Throughout the time that they were both kissing Kame, Jin never once broke eye contact with Ryo, and Ryo was so completely wrapped up in his gaze, and in eliciting reactions from Kame, that when Jin breathed: “touch him now, Kame,” although Ryo physically heard the order, it still came as a shock when fingers began stroking their way down to his erect cock.
“Lube?” Ryo whimpered, because although he was a virgin, he knew the mechanics of sex.
“Huh?”
The cutely puzzled look on Jin’s face and his confused tone of voice completely broke the mood. “You’re such a virgin.” Kame groaned.
“You weren’t complaining a second ago, Mr. I’ve-had-sex-once-so-that-makes-me-an-expert-obviously.” Jin retorted, affronted at the insult to his ego.
“Whatever. We’ll teach you all about the requirements of a threesome after we finish with this.” Ryo said decisively. “Where were we?”
“Here.” And, without having to be told to, Kame took Ryo into his mouth, sucking lightly. Ryo would have cried out, had Jin not hastily hushed him for fear of waking the rest of his family.
“What about me, Kame?” Just like that, Jin was once again in control. Kame met Jin’s eyes and began to bob his head, his gaze conveying complete eagerness to please. Pensively running his fingertips over Ryo’s body, an action that heightened the other boy’s pleasure immensely, Jin finally began to touch himself, with a slight twist.
“Don’t let him come until I’m ready to.” By teasing himself, he teased Ryo, keeping the both of them on the brink of orgasm with the assistance of Kame, the obedient proxy. It was Jin who ultimately brought Ryo off, however, pushing Kame’s mouth off of Ryo and immediately taking up stroking his friend so that when they came, they both striped Kame with sticky white, and it was impossible to tell whose cum was whose.
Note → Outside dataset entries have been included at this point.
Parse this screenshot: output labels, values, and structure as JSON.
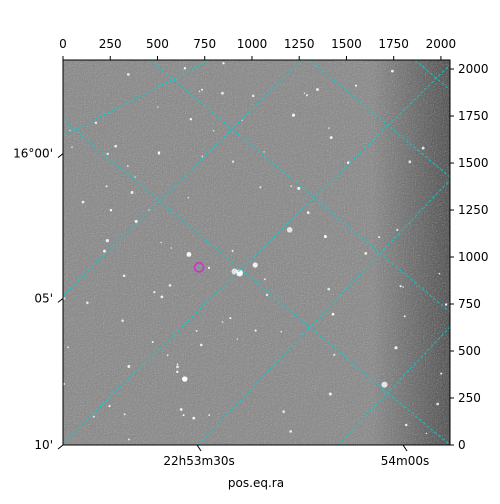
{
  "chart_data": {
    "type": "image",
    "xlabel": "pos.eq.ra",
    "ylabel": "",
    "pixel_axes": {
      "x_ticks": [
        0,
        250,
        500,
        750,
        1000,
        1250,
        1500,
        1750,
        2000
      ],
      "y_ticks": [
        0,
        250,
        500,
        750,
        1000,
        1250,
        1500,
        1750,
        2000
      ],
      "xlim": [
        0,
        2048
      ],
      "ylim": [
        0,
        2048
      ]
    },
    "world_axes": {
      "ra_ticks": [
        {
          "label": "22h53m30s",
          "x": 720
        },
        {
          "label": "54m00s",
          "x": 1810
        }
      ],
      "dec_ticks": [
        {
          "label": "16°00'",
          "y": 1550
        },
        {
          "label": "05'",
          "y": 780
        },
        {
          "label": "10'",
          "y": 0
        }
      ]
    },
    "grid": true,
    "grid_color": "#00d0d0",
    "marker": {
      "shape": "circle",
      "color": "#cc33cc",
      "x": 720,
      "y": 945
    },
    "background_colors": {
      "sky_light": "#8e8e8e",
      "sky_dark": "#5a5a5a"
    }
  }
}
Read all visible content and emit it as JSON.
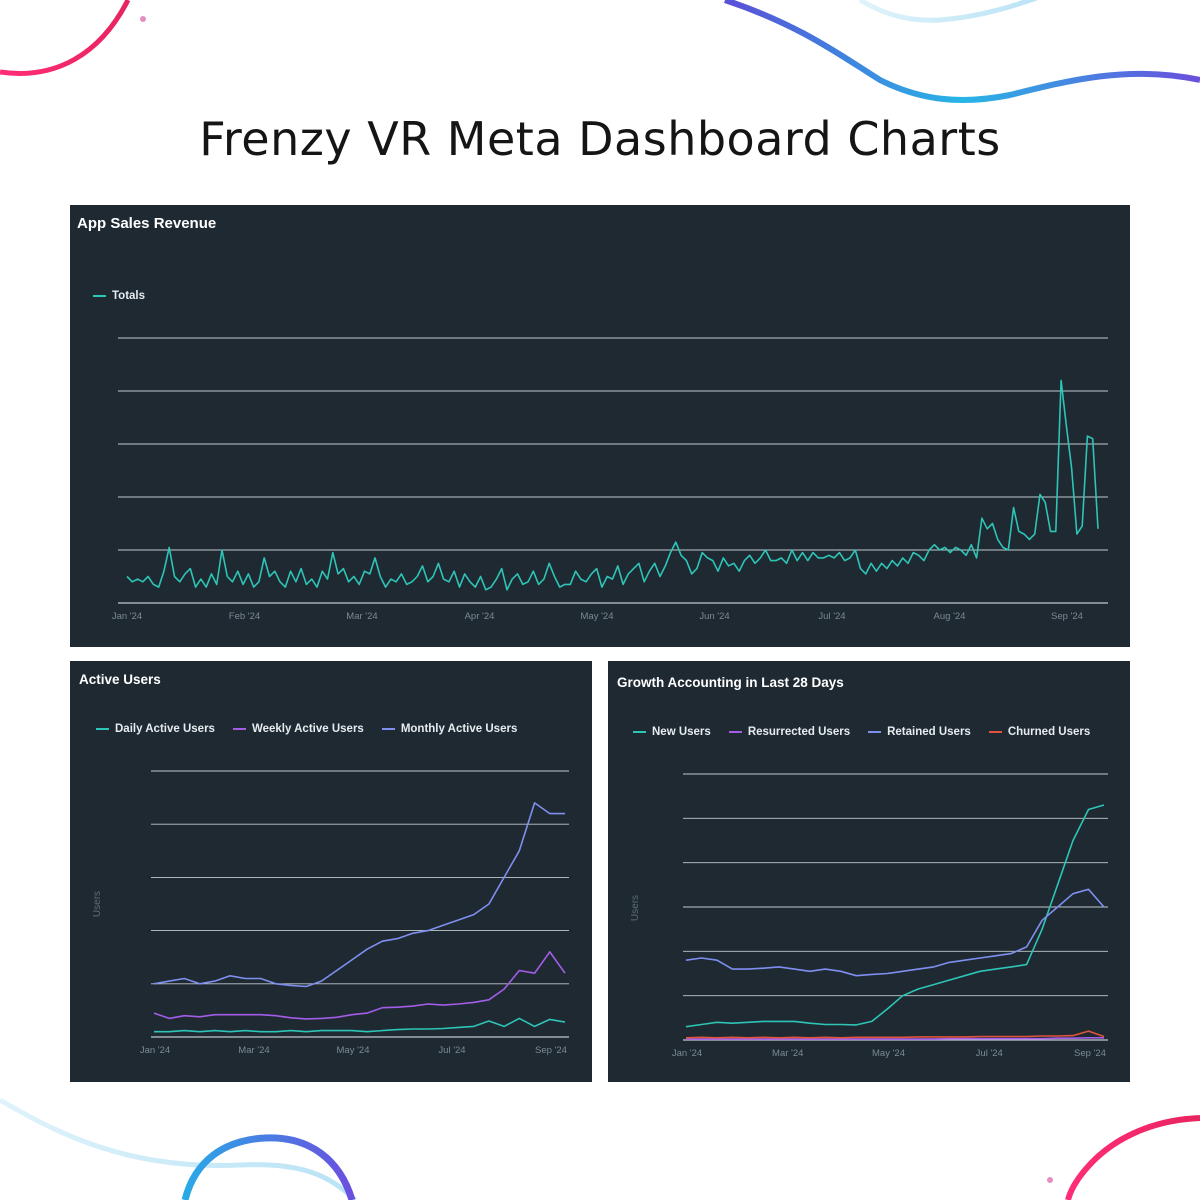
{
  "page": {
    "title": "Frenzy VR Meta Dashboard Charts"
  },
  "colors": {
    "panel_bg": "#1e2932",
    "grid": "#dfe6ea",
    "teal": "#2ec4b6",
    "purple": "#a45de8",
    "blue": "#7f8ff0",
    "red": "#e0533c",
    "tick": "#7d8a93"
  },
  "chart_data": [
    {
      "id": "revenue",
      "type": "line",
      "title": "App Sales Revenue",
      "xlabel": "",
      "ylabel": "",
      "grid": true,
      "legend_position": "top-left",
      "x_tick_labels": [
        "Jan '24",
        "Feb '24",
        "Mar '24",
        "Apr '24",
        "May '24",
        "Jun '24",
        "Jul '24",
        "Aug '24",
        "Sep '24"
      ],
      "ylim": [
        0,
        5
      ],
      "series": [
        {
          "name": "Totals",
          "color": "#2ec4b6",
          "values": [
            0.5,
            0.4,
            0.45,
            0.4,
            0.5,
            0.35,
            0.3,
            0.6,
            1.05,
            0.5,
            0.4,
            0.55,
            0.65,
            0.3,
            0.45,
            0.3,
            0.55,
            0.35,
            1.0,
            0.5,
            0.4,
            0.6,
            0.35,
            0.55,
            0.3,
            0.4,
            0.85,
            0.5,
            0.6,
            0.4,
            0.3,
            0.6,
            0.4,
            0.65,
            0.35,
            0.45,
            0.3,
            0.6,
            0.45,
            0.95,
            0.55,
            0.65,
            0.4,
            0.5,
            0.35,
            0.6,
            0.55,
            0.85,
            0.5,
            0.3,
            0.45,
            0.4,
            0.55,
            0.35,
            0.4,
            0.5,
            0.7,
            0.4,
            0.5,
            0.75,
            0.45,
            0.4,
            0.6,
            0.3,
            0.55,
            0.4,
            0.3,
            0.5,
            0.25,
            0.3,
            0.45,
            0.65,
            0.25,
            0.45,
            0.55,
            0.35,
            0.4,
            0.6,
            0.35,
            0.45,
            0.75,
            0.5,
            0.3,
            0.35,
            0.35,
            0.6,
            0.45,
            0.4,
            0.55,
            0.65,
            0.3,
            0.5,
            0.45,
            0.7,
            0.35,
            0.55,
            0.65,
            0.75,
            0.4,
            0.6,
            0.75,
            0.5,
            0.7,
            0.95,
            1.15,
            0.9,
            0.8,
            0.55,
            0.65,
            0.95,
            0.85,
            0.8,
            0.6,
            0.85,
            0.7,
            0.75,
            0.6,
            0.8,
            0.9,
            0.75,
            0.85,
            1.0,
            0.8,
            0.8,
            0.85,
            0.75,
            1.0,
            0.8,
            0.95,
            0.8,
            0.95,
            0.85,
            0.85,
            0.9,
            0.85,
            0.95,
            0.8,
            0.85,
            1.0,
            0.65,
            0.55,
            0.75,
            0.6,
            0.75,
            0.65,
            0.8,
            0.7,
            0.85,
            0.75,
            0.95,
            0.9,
            0.8,
            1.0,
            1.1,
            1.0,
            1.05,
            0.95,
            1.05,
            1.0,
            0.9,
            1.1,
            0.85,
            1.6,
            1.4,
            1.5,
            1.2,
            1.05,
            1.0,
            1.8,
            1.35,
            1.3,
            1.2,
            1.3,
            2.05,
            1.9,
            1.35,
            1.35,
            4.2,
            3.35,
            2.55,
            1.3,
            1.45,
            3.15,
            3.1,
            1.4
          ]
        }
      ]
    },
    {
      "id": "active-users",
      "type": "line",
      "title": "Active Users",
      "xlabel": "",
      "ylabel": "Users",
      "grid": true,
      "legend_position": "top-left",
      "x_tick_labels": [
        "Jan '24",
        "Mar '24",
        "May '24",
        "Jul '24",
        "Sep '24"
      ],
      "ylim": [
        0,
        5
      ],
      "series": [
        {
          "name": "Daily Active Users",
          "color": "#2ec4b6",
          "values": [
            0.1,
            0.1,
            0.12,
            0.1,
            0.12,
            0.1,
            0.12,
            0.1,
            0.1,
            0.12,
            0.1,
            0.12,
            0.12,
            0.12,
            0.1,
            0.12,
            0.14,
            0.15,
            0.15,
            0.16,
            0.18,
            0.2,
            0.3,
            0.2,
            0.35,
            0.2,
            0.33,
            0.28
          ]
        },
        {
          "name": "Weekly Active Users",
          "color": "#a45de8",
          "values": [
            0.45,
            0.35,
            0.4,
            0.38,
            0.42,
            0.42,
            0.42,
            0.42,
            0.4,
            0.36,
            0.34,
            0.35,
            0.37,
            0.42,
            0.45,
            0.55,
            0.56,
            0.58,
            0.62,
            0.6,
            0.62,
            0.65,
            0.7,
            0.9,
            1.25,
            1.2,
            1.6,
            1.2
          ]
        },
        {
          "name": "Monthly Active Users",
          "color": "#7f8ff0",
          "values": [
            1.0,
            1.05,
            1.1,
            1.0,
            1.05,
            1.15,
            1.1,
            1.1,
            1.0,
            0.97,
            0.95,
            1.05,
            1.25,
            1.45,
            1.65,
            1.8,
            1.85,
            1.95,
            2.0,
            2.1,
            2.2,
            2.3,
            2.5,
            3.0,
            3.5,
            4.4,
            4.2,
            4.2
          ]
        }
      ]
    },
    {
      "id": "growth-accounting",
      "type": "line",
      "title": "Growth Accounting in Last 28 Days",
      "xlabel": "",
      "ylabel": "Users",
      "grid": true,
      "legend_position": "top-left",
      "x_tick_labels": [
        "Jan '24",
        "Mar '24",
        "May '24",
        "Jul '24",
        "Sep '24"
      ],
      "ylim": [
        0,
        6
      ],
      "series": [
        {
          "name": "New Users",
          "color": "#2ec4b6",
          "values": [
            0.3,
            0.35,
            0.4,
            0.38,
            0.4,
            0.42,
            0.42,
            0.42,
            0.38,
            0.35,
            0.35,
            0.34,
            0.42,
            0.7,
            1.0,
            1.15,
            1.25,
            1.35,
            1.45,
            1.55,
            1.6,
            1.65,
            1.7,
            2.5,
            3.5,
            4.5,
            5.2,
            5.3
          ]
        },
        {
          "name": "Resurrected Users",
          "color": "#a45de8",
          "values": [
            0.02,
            0.02,
            0.02,
            0.02,
            0.02,
            0.02,
            0.02,
            0.02,
            0.02,
            0.02,
            0.02,
            0.02,
            0.02,
            0.02,
            0.02,
            0.02,
            0.02,
            0.03,
            0.03,
            0.03,
            0.03,
            0.03,
            0.03,
            0.03,
            0.04,
            0.04,
            0.05,
            0.05
          ]
        },
        {
          "name": "Retained Users",
          "color": "#7f8ff0",
          "values": [
            1.8,
            1.85,
            1.8,
            1.6,
            1.6,
            1.62,
            1.65,
            1.6,
            1.55,
            1.6,
            1.55,
            1.45,
            1.48,
            1.5,
            1.55,
            1.6,
            1.65,
            1.75,
            1.8,
            1.85,
            1.9,
            1.95,
            2.1,
            2.7,
            3.0,
            3.3,
            3.4,
            3.0
          ]
        },
        {
          "name": "Churned Users",
          "color": "#e0533c",
          "values": [
            0.05,
            0.06,
            0.05,
            0.06,
            0.05,
            0.06,
            0.05,
            0.06,
            0.05,
            0.06,
            0.05,
            0.06,
            0.06,
            0.06,
            0.06,
            0.07,
            0.07,
            0.07,
            0.07,
            0.08,
            0.08,
            0.08,
            0.08,
            0.09,
            0.09,
            0.1,
            0.2,
            0.08
          ]
        }
      ]
    }
  ]
}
“Now it’s your turn.” Jin and Ryo traded off licking Kame’s erection until the youngest of the three of them was mewling and squirming with desperation. Once again, it was Jin who took full responsibility for the orgasm, making Kame add his own cum to the mess already cooling on his stomach, chin, and chest.
“That was amazing.” Kame breathed, all depth gone from his voice, while Jin and Ryo cleaned him off as best they could with some tissues.
“I guess now Jin can say he’s decent at three things: singing, dancing, and sex.”
The three laughed tiredly.
“So, what does it sound like?”
Jin knew exactly what Ryo was asking; Kame sat up, suddenly alert and interested in hearing the answer to the question that he’d been thinking too.
“It sounds like everything does when it’s with the two of you.”
Jin smiled, pulled Ryo and Kame close, and whispered:
“It sounds like I want it to last forever. Because even though I’m my own self, and I’ll never give up my dreams, I’m yours too. Both of yours. Forever.”
When he wasn’t so tired, Jin would show them in his way, through song and through dance. For now though, he lay down between his two most important people, and slept.